High-accuracy Low Earth Orbit (LEO) satellite clock and orbital products are preconditions to realize LEO augmentation for high-accuracy GNSS-based positioning on the ground. There is a high correlation between the orbit and clock parameters in the kinematic Precise Orbit Determination (POD) process. While future LEO satellites are planned to be equipped with better clocks, the benefits of modeling high-stability LEO satellite clocks are not yet thoroughly investigated, particularly when mid- to long-term systematic effects induced by the complex LEO relativistic effects and the external environment remain in the clocks. Through clock modeling, this study attempts to reduce not only the short-term noise of radial kinematic orbits, but also mis-modeled effects caused by, e.g., real-time GNSS orbital and clock errors. To explore the benefits of clock modeling, the clocks need to be first detrended by the mid- to long-term systematic effects. While over-detrending limits the orbital improvements, weak detrending would also hamper strong clock modeling and easily lead to performance degradations.

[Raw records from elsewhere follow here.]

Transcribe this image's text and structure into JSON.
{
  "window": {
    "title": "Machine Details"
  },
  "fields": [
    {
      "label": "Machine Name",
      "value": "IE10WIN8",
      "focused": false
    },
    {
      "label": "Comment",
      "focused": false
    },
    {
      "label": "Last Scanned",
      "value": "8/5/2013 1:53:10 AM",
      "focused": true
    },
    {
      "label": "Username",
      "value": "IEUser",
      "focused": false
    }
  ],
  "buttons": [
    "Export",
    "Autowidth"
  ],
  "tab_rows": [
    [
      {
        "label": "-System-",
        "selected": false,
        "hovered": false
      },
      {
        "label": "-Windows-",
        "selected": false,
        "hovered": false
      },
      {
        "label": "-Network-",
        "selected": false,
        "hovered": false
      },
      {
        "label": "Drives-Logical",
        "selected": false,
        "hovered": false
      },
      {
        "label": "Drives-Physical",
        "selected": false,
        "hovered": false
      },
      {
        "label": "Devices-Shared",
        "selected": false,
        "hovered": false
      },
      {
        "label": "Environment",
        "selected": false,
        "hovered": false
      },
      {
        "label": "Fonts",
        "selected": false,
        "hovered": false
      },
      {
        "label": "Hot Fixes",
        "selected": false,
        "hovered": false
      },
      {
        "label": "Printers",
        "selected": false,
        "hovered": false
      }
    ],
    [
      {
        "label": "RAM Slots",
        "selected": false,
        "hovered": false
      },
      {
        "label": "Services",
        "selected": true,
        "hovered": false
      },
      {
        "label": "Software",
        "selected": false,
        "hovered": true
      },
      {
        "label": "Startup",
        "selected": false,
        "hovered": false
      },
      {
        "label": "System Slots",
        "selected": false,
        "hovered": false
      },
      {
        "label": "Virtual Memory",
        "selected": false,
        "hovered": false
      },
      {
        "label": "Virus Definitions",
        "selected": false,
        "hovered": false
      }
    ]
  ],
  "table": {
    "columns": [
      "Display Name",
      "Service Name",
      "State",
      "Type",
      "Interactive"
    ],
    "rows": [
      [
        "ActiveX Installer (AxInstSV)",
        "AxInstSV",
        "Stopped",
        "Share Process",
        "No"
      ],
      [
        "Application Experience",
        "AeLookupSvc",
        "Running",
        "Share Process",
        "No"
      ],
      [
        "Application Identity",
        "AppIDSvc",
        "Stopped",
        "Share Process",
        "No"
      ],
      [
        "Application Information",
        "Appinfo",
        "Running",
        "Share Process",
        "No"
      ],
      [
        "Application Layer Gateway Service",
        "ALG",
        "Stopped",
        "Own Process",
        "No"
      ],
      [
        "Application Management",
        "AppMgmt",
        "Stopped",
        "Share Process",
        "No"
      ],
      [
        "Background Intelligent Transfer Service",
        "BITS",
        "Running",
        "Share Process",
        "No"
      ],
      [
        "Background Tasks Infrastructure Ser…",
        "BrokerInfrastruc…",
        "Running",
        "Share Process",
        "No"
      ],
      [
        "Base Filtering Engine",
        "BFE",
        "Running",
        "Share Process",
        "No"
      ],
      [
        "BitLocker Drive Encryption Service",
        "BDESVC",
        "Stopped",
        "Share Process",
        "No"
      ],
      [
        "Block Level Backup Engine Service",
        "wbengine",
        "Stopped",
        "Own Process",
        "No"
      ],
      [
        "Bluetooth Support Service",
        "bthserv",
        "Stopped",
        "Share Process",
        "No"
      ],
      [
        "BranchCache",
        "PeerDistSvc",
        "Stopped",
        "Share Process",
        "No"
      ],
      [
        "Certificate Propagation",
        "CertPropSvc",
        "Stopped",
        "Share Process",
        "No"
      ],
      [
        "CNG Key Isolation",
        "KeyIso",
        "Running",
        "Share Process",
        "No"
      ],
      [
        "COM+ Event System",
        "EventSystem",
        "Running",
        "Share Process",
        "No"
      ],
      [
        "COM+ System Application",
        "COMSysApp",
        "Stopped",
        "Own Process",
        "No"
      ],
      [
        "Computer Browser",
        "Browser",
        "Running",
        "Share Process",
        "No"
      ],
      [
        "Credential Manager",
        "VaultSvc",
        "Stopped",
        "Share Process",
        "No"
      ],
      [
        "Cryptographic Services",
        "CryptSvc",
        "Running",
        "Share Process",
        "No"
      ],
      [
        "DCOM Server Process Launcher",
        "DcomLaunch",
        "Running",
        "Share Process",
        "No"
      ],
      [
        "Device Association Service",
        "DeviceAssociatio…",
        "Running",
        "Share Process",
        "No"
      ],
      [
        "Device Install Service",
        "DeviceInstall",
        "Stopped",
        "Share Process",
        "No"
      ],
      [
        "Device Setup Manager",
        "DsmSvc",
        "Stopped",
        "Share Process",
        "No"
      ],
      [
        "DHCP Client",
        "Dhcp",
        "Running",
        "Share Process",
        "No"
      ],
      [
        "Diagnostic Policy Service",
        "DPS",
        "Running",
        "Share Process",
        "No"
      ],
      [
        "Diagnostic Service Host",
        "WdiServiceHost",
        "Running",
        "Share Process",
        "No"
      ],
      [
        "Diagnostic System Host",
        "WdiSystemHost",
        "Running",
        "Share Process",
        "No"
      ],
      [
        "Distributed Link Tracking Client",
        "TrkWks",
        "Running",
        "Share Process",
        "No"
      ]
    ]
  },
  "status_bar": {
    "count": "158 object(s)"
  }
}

A balance between the strengths of the detrending and the model thus needs to be investigated for different clock types. In this study, the Piece-Wise Linear (PWL) model of different time lengths and a 2.5-state filter with different strengths (h values) are tested using real data from GRACE FO-1 with an Ultra-Stable Oscillator (USO) on board. Using the CNES real-time GPS products, it was found that when detrending the clocks with a smoothing window of 300 to 500 s, one could generally expect an improvement larger than 10% in the estimation of radial orbits when applying a PWL model with a length from 300 to 1200 s. Improvements of this size can also be expected when using the 2.5-state model with h−1 (for Flicker Frequency Noise) from 10−28 to 10−30.